Its so odd, we all have our own ways to get through things, to detach. I wish there was a magic formula for everyone.
 

klmno

Active Member
This is a good topic. I do think that there is healthy detachment, where one still works thru those feelings somehow, and an unhealthy approach- which would be more like denial or refusal to deal with it, leaving negative stuff to come out some other way. But I also think that detachment has to be different if the difficult child has become an adult than if the difficult child is still a minor. Maybe I'm wrong- I just haven't figured out yet how it could be the same if the difficult child is supposed to return home and I'm supposed to go back in parent-mode.
 

Shari

IsItFridayYet?
Where do I go?

Here or the barn.

My husband does not come across as a very "deep" man. Ok, I'm pretty sure he's not at all. But every once in a blue moon, he'll say something profound.

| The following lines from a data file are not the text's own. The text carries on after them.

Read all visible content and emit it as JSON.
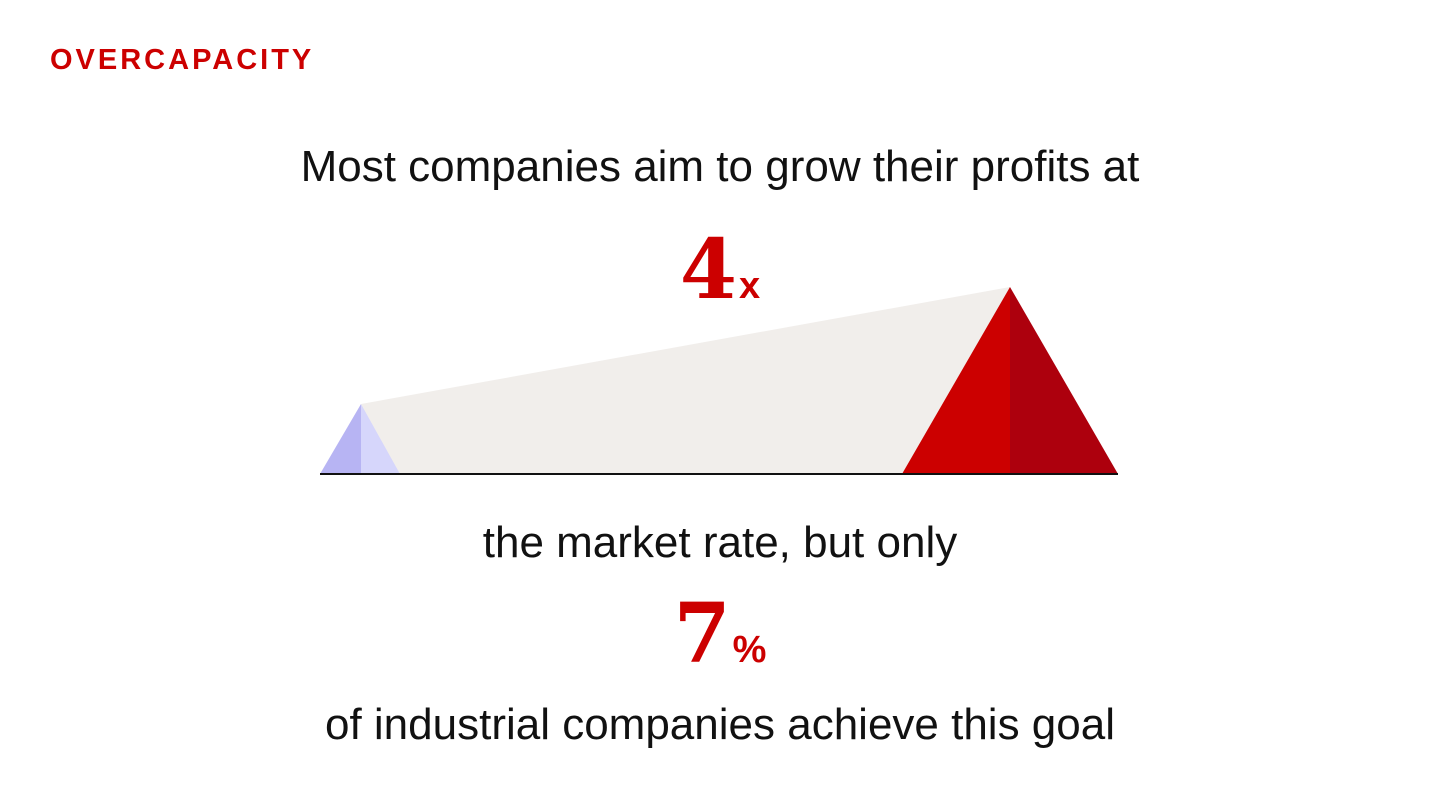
{
  "label": "OVERCAPACITY",
  "line1": "Most companies aim to grow their profits at",
  "stat1": {
    "value": "4",
    "unit": "x"
  },
  "line2": "the market rate, but only",
  "stat2": {
    "value": "7",
    "unit": "%"
  },
  "line3": "of industrial companies achieve this goal",
  "colors": {
    "accent": "#cc0000",
    "accent_dark": "#ad000d",
    "market_light": "#d6d6fb",
    "market_dark": "#b7b4f3",
    "band": "#f1eeeb",
    "baseline": "#111111"
  }
}
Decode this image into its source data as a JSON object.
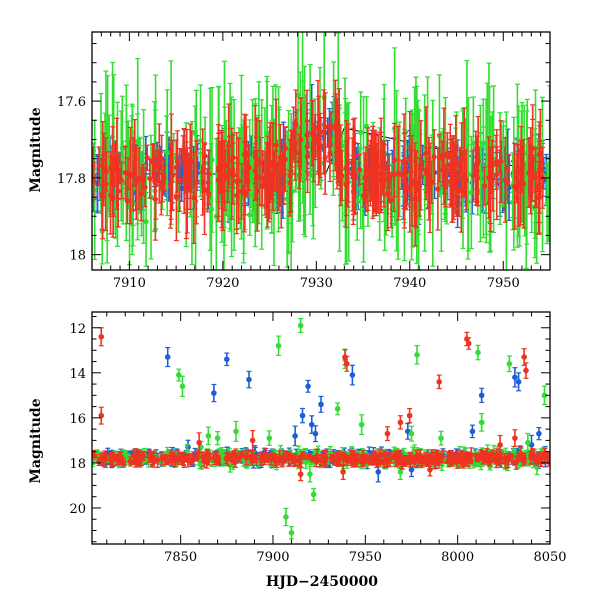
{
  "colors": {
    "blue": "#1f5fd6",
    "green": "#33dd33",
    "red": "#ee3322",
    "frame": "#000000",
    "line": "#000000"
  },
  "chart_data": [
    {
      "type": "scatter",
      "xlim": [
        7906,
        7955
      ],
      "ylim": [
        18.04,
        17.42
      ],
      "y_inverted": true,
      "xticks": [
        7910,
        7920,
        7930,
        7940,
        7950
      ],
      "yticks": [
        17.6,
        17.8,
        18
      ],
      "xtick_labels": [
        "7910",
        "7920",
        "7930",
        "7940",
        "7950"
      ],
      "ytick_labels": [
        "17.6",
        "17.8",
        "18"
      ],
      "xlabel": "",
      "ylabel": "Magnitude",
      "baseline": {
        "points": [
          [
            7906,
            17.79
          ],
          [
            7931,
            17.79
          ],
          [
            7933,
            17.67
          ],
          [
            7955,
            17.79
          ]
        ]
      },
      "series": [
        {
          "color": "blue",
          "x_range": [
            7906,
            7955
          ],
          "base": 17.79,
          "scatter": 0.07,
          "errbar": 0.05,
          "n": 260
        },
        {
          "color": "green",
          "x_range": [
            7906,
            7955
          ],
          "base": 17.79,
          "scatter": 0.16,
          "errbar": 0.12,
          "n": 260
        },
        {
          "color": "red",
          "x_range": [
            7906,
            7955
          ],
          "base": 17.79,
          "scatter": 0.09,
          "errbar": 0.07,
          "n": 320
        }
      ]
    },
    {
      "type": "scatter",
      "xlim": [
        7802,
        8050
      ],
      "ylim": [
        21.6,
        11.3
      ],
      "y_inverted": true,
      "xticks": [
        7850,
        7900,
        7950,
        8000,
        8050
      ],
      "yticks": [
        12,
        14,
        16,
        18,
        20
      ],
      "xtick_labels": [
        "7850",
        "7900",
        "7950",
        "8000",
        "8050"
      ],
      "ytick_labels": [
        "12",
        "14",
        "16",
        "18",
        "20"
      ],
      "xlabel": "HJD−2450000",
      "ylabel": "Magnitude",
      "series": [
        {
          "color": "blue",
          "base": 17.75,
          "scatter": 0.3,
          "n": 320,
          "outliers": [
            [
              7843,
              13.3
            ],
            [
              7854,
              17.3
            ],
            [
              7868,
              14.9
            ],
            [
              7875,
              13.4
            ],
            [
              7887,
              14.3
            ],
            [
              7912,
              16.8
            ],
            [
              7916,
              15.9
            ],
            [
              7919,
              14.6
            ],
            [
              7921,
              16.3
            ],
            [
              7923,
              16.7
            ],
            [
              7926,
              15.4
            ],
            [
              7943,
              14.1
            ],
            [
              7973,
              16.6
            ],
            [
              8013,
              15.0
            ],
            [
              8031,
              14.2
            ],
            [
              8033,
              14.4
            ],
            [
              8008,
              16.6
            ],
            [
              8040,
              17.2
            ],
            [
              8044,
              16.7
            ],
            [
              7975,
              18.3
            ],
            [
              7957,
              18.4
            ]
          ]
        },
        {
          "color": "green",
          "base": 17.8,
          "scatter": 0.4,
          "n": 360,
          "outliers": [
            [
              7849,
              14.1
            ],
            [
              7851,
              14.6
            ],
            [
              7870,
              16.9
            ],
            [
              7880,
              16.6
            ],
            [
              7903,
              12.8
            ],
            [
              7915,
              11.9
            ],
            [
              7910,
              21.1
            ],
            [
              7920,
              18.5
            ],
            [
              7939,
              13.4
            ],
            [
              7948,
              16.3
            ],
            [
              7969,
              18.4
            ],
            [
              7975,
              16.7
            ],
            [
              7978,
              13.2
            ],
            [
              7991,
              16.9
            ],
            [
              8011,
              13.1
            ],
            [
              8013,
              16.2
            ],
            [
              8028,
              13.6
            ],
            [
              8047,
              15.0
            ],
            [
              8043,
              18.2
            ],
            [
              8038,
              17.1
            ],
            [
              7898,
              16.9
            ],
            [
              7935,
              15.6
            ],
            [
              7922,
              19.4
            ],
            [
              7907,
              20.4
            ],
            [
              7865,
              16.8
            ],
            [
              7861,
              17.3
            ]
          ]
        },
        {
          "color": "red",
          "base": 17.8,
          "scatter": 0.28,
          "n": 360,
          "outliers": [
            [
              7807,
              12.4
            ],
            [
              7807,
              15.9
            ],
            [
              7860,
              17.1
            ],
            [
              7889,
              17.0
            ],
            [
              7939,
              13.3
            ],
            [
              7940,
              13.6
            ],
            [
              7962,
              16.7
            ],
            [
              7969,
              16.2
            ],
            [
              7974,
              15.9
            ],
            [
              7990,
              14.4
            ],
            [
              8005,
              12.5
            ],
            [
              8006,
              12.7
            ],
            [
              8036,
              13.3
            ],
            [
              8037,
              13.9
            ],
            [
              8031,
              16.9
            ],
            [
              7938,
              18.4
            ],
            [
              7915,
              18.5
            ],
            [
              7985,
              18.3
            ],
            [
              8023,
              17.2
            ]
          ]
        }
      ]
    }
  ]
}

He told me, after the first 6 months living here with difficult child 1, that he listened to me vent about difficult child all those years, and he thought he was being empathetic and understanding, but nothing I said prepared him for what life was really like under the same roof as a difficult child. Then he said he didn't think there was anything I could have said that would have made him understand.

The other profound statement he made was close to 20 years ago. He said "there's no problem in the world so big that time in the saddle won't solve it".

He was right about that one, too. You can only stay p*ssed on the back of horse for so long...
 

everywoman

Well-Known Member
My take on detaching is a little different. To me detachment doesn't mean I don't feel the same emotions--I still get angry, sad, frustrated with my difficult child. The difference is I am detached enough to understand the his choices are beyond my control. And trying to micromanage his choices is not something I am willing to do now that he is an adult. It means I allow him to face his consequences without running to his rescue when he messes up. I still cry, yell, scream, beat my fists against the air. I still care. I just don't "own" his choices. They are about him.